В первый раз мы встретимся с нею прекрасным вечером, на закате; небо будет играть теми же желто-оранжевыми красками, переходящими в лимонные и бледно-зеленые тона, какие мы видим на некоторых картинах великих мастеров прошлого; я окажусь в широкой аллее, окаймленной цветущими каштанами и вековыми вязами, дающими кров диким голубям: эти прекрасные деревья будут покрыты густой и свежей листвой, образующей и таинственную и влажную сень; в зелени тут и там будут белеть то статуя, то мраморная сверкающая ваза; подчас блеснет пруд, в котором привычно снует лебедь, а в глубине парка — замок из кирпича и камня, как строили во времена Генриха IV, — с островерхой черепичной крышей, с высокими трубами, с флюгерами на всех коньках, с узкими и высокими окнами. У одного из этих окон, печально облокотись на решетчатые перила, в одеянии, которое я тебе только что описал, будет сидеть царица моей души; за ее спиной — негритенок, держащий веер и попугайчика. Как видишь, я ничего не упустил — и все это совершеннейшая бессмыслица. Прекрасная дама роняет с руки перчатку, я поднимаю ее и, запечатлев на ней поцелуй, возвращаю владелице. Завязывается беседа; я обнаруживаю все то остроумие, коего начисто лишен; произношу очаровательные фразы; мне возражают, я подхватываю нить — это фейерверк, это блистательный вихрь острот. Словом, я показываю, что достоин восхищения, — и удостаиваюсь восхищения. Близится время ужина, меня приглашают, я принимаю приглашение. Друг мой, какой ужин и что за прекрасный повар — мое воображение! В хрустале играет вино, на тарелке, украшенной гербом, дымится золотистый нежный фазан: пиршество затягивается далеко за полночь, и, как ты догадался, эту ночь я провожу не дома. Ну, недурно придумано? А ведь ничего нет проще, и странно только, что все это не приключилось со мной уже десятки раз, а не то что один.

А иногда все происходит в чаще леса. Мимо пролетает охота; поет рожок, собачья свора захлебывается лаем и с быстротой молнии пересекает дорогу; на турецком скакуне, белом, как молоко, необыкновенно горячем и резвом, скачет красавица в амазонке.
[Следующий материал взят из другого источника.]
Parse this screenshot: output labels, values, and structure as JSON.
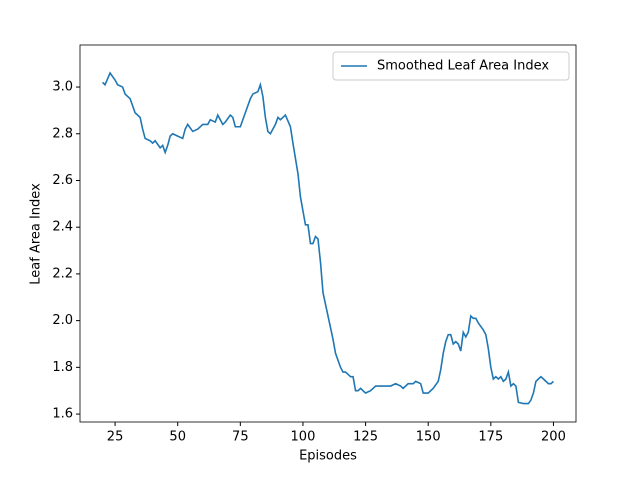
{
  "chart_data": {
    "type": "line",
    "x_label": "Episodes",
    "y_label": "Leaf Area Index",
    "x": [
      20,
      21,
      23,
      25,
      26,
      28,
      29,
      31,
      32,
      33,
      35,
      36,
      37,
      39,
      40,
      41,
      43,
      44,
      45,
      46,
      47,
      48,
      50,
      52,
      53,
      54,
      56,
      58,
      60,
      62,
      63,
      65,
      66,
      68,
      69,
      71,
      72,
      73,
      75,
      76,
      77,
      79,
      80,
      82,
      83,
      84,
      85,
      86,
      87,
      89,
      90,
      91,
      93,
      95,
      96,
      98,
      99,
      100,
      101,
      102,
      103,
      104,
      105,
      106,
      107,
      108,
      110,
      112,
      113,
      115,
      116,
      117,
      118,
      119,
      120,
      121,
      122,
      123,
      125,
      127,
      129,
      131,
      133,
      135,
      137,
      139,
      140,
      142,
      144,
      145,
      147,
      148,
      150,
      152,
      154,
      155,
      156,
      157,
      158,
      159,
      160,
      161,
      162,
      163,
      164,
      165,
      166,
      167,
      168,
      169,
      170,
      172,
      173,
      174,
      175,
      176,
      177,
      178,
      179,
      180,
      181,
      182,
      183,
      184,
      185,
      186,
      188,
      190,
      191,
      192,
      193,
      194,
      195,
      196,
      197,
      198,
      199,
      200
    ],
    "series": [
      {
        "name": "Smoothed Leaf Area Index",
        "color": "#1f77b4",
        "values": [
          3.02,
          3.01,
          3.06,
          3.03,
          3.01,
          3.0,
          2.97,
          2.95,
          2.92,
          2.89,
          2.87,
          2.82,
          2.78,
          2.77,
          2.76,
          2.77,
          2.74,
          2.75,
          2.72,
          2.75,
          2.79,
          2.8,
          2.79,
          2.78,
          2.82,
          2.84,
          2.81,
          2.82,
          2.84,
          2.84,
          2.86,
          2.85,
          2.88,
          2.84,
          2.85,
          2.88,
          2.87,
          2.83,
          2.83,
          2.86,
          2.89,
          2.95,
          2.97,
          2.98,
          3.01,
          2.96,
          2.87,
          2.81,
          2.8,
          2.84,
          2.87,
          2.86,
          2.88,
          2.83,
          2.76,
          2.63,
          2.53,
          2.47,
          2.41,
          2.41,
          2.33,
          2.33,
          2.36,
          2.35,
          2.25,
          2.12,
          2.02,
          1.92,
          1.86,
          1.8,
          1.78,
          1.78,
          1.77,
          1.76,
          1.76,
          1.7,
          1.7,
          1.71,
          1.69,
          1.7,
          1.72,
          1.72,
          1.72,
          1.72,
          1.73,
          1.72,
          1.71,
          1.73,
          1.73,
          1.74,
          1.73,
          1.69,
          1.69,
          1.71,
          1.74,
          1.79,
          1.86,
          1.91,
          1.94,
          1.94,
          1.9,
          1.91,
          1.9,
          1.87,
          1.95,
          1.93,
          1.95,
          2.02,
          2.01,
          2.01,
          1.99,
          1.96,
          1.94,
          1.88,
          1.8,
          1.75,
          1.76,
          1.75,
          1.76,
          1.74,
          1.75,
          1.78,
          1.72,
          1.73,
          1.72,
          1.65,
          1.645,
          1.645,
          1.66,
          1.69,
          1.74,
          1.75,
          1.76,
          1.75,
          1.74,
          1.73,
          1.73,
          1.74
        ]
      }
    ],
    "xlim": [
      11,
      209
    ],
    "ylim": [
      1.566,
      3.18
    ],
    "xticks": [
      25,
      50,
      75,
      100,
      125,
      150,
      175,
      200
    ],
    "yticks": [
      {
        "value": 1.6,
        "label": "1.6"
      },
      {
        "value": 1.8,
        "label": "1.8"
      },
      {
        "value": 2.0,
        "label": "2.0"
      },
      {
        "value": 2.2,
        "label": "2.2"
      },
      {
        "value": 2.4,
        "label": "2.4"
      },
      {
        "value": 2.6,
        "label": "2.6"
      },
      {
        "value": 2.8,
        "label": "2.8"
      },
      {
        "value": 3.0,
        "label": "3.0"
      }
    ],
    "legend": "upper right"
  }
}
Она превосходная наездница, но конь фыркает, приплясывает, встает на дыбы, и она отчаянно пытается его удержать; он закусил удила и несет ее прямо к пропасти. И тут я как по заказу падаю с неба, останавливаю коня, подхватываю на руки принцессу, она — в обмороке, помогаю ей прийти в себя и доставляю в замок. Неужели высокородная дама оттолкнет человека, рискнувшего ради нее жизнью? Да никогда! А благодарность — это одна из окольных тропинок, ведущих к любви.
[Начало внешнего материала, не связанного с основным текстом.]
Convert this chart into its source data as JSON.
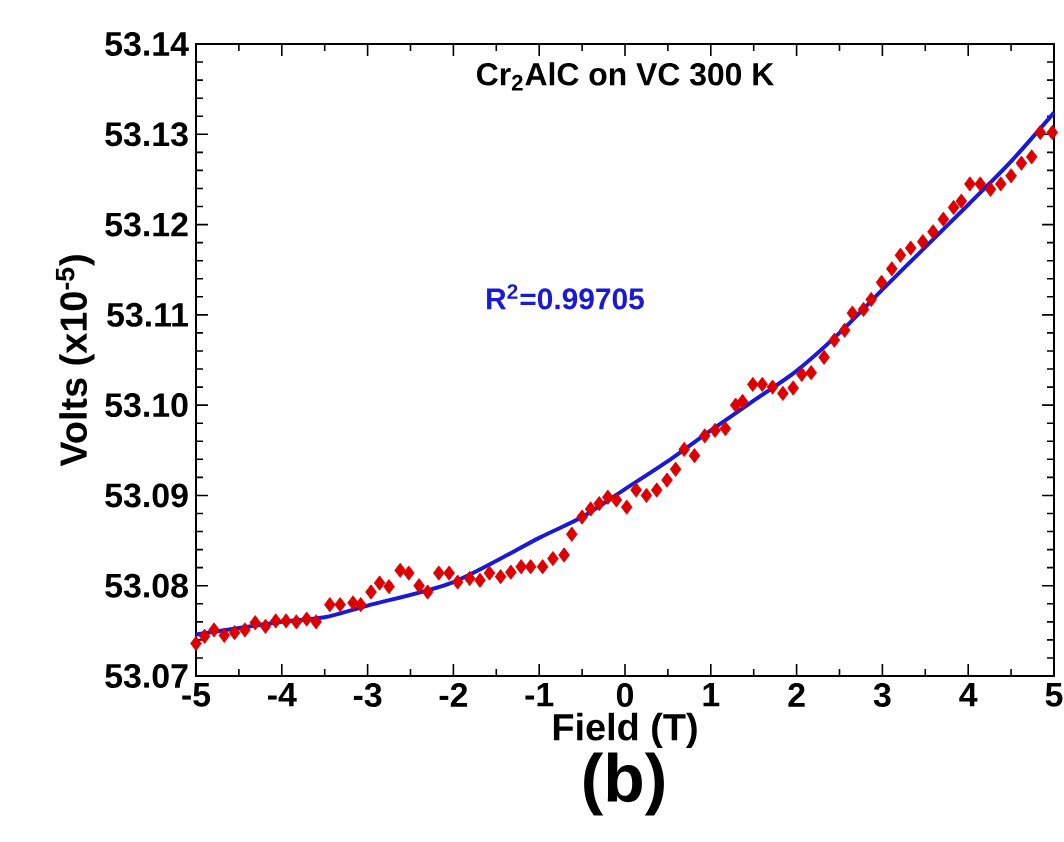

Согласись, по крайней мере, что если я и впадаю в романтизм, то лишь наполовину, и что безумен я ровно настолько, насколько это возможно. Вечно со мной та же история: нет на свете ничего более унылого, чем рассудительное безумство. Согласись также, что письма, которые я пишу, напоминают скорее пухлые тома, чем обычные послания. Мне всегда милее то, что выходит из предуказанных границ. Потому-то я тебя и люблю. Не слишком потешайся над всеми глупостями, которые я на тебя обрушил: я откладываю перо и перехожу к действиям, потому что вновь и вновь возвращаюсь к одному и тому же рефрену: я хочу, чтобы у меня была возлюбленная. Не знаю, будет ли это дама, которую я видел в парке, или красавица на балконе, но прощаюсь с тобой, чтобы устремиться на поиски. Я решился. Даже если та, которую я ищу, прячется в глубине Поднебесной империи или Самаркандского царства, я вызволю ее оттуда! Сообщу тебе об успехе моей затеи или об ее крахе. Надеюсь на успех: помолись за меня, бесценный друг. Ну, а я наряжусь в лучший мой фрак и выйду из дому с твердым намерением возвратиться не иначе как с возлюбленной, которую себе выдумал. Довольно мечтаний — пора действовать.

P.S. Сообщи мне, что слышно о юном Д**, что с ним сталось? Здесь никто о нем не знает. И передай от меня поклоны твоему почтенному брату и всем родным.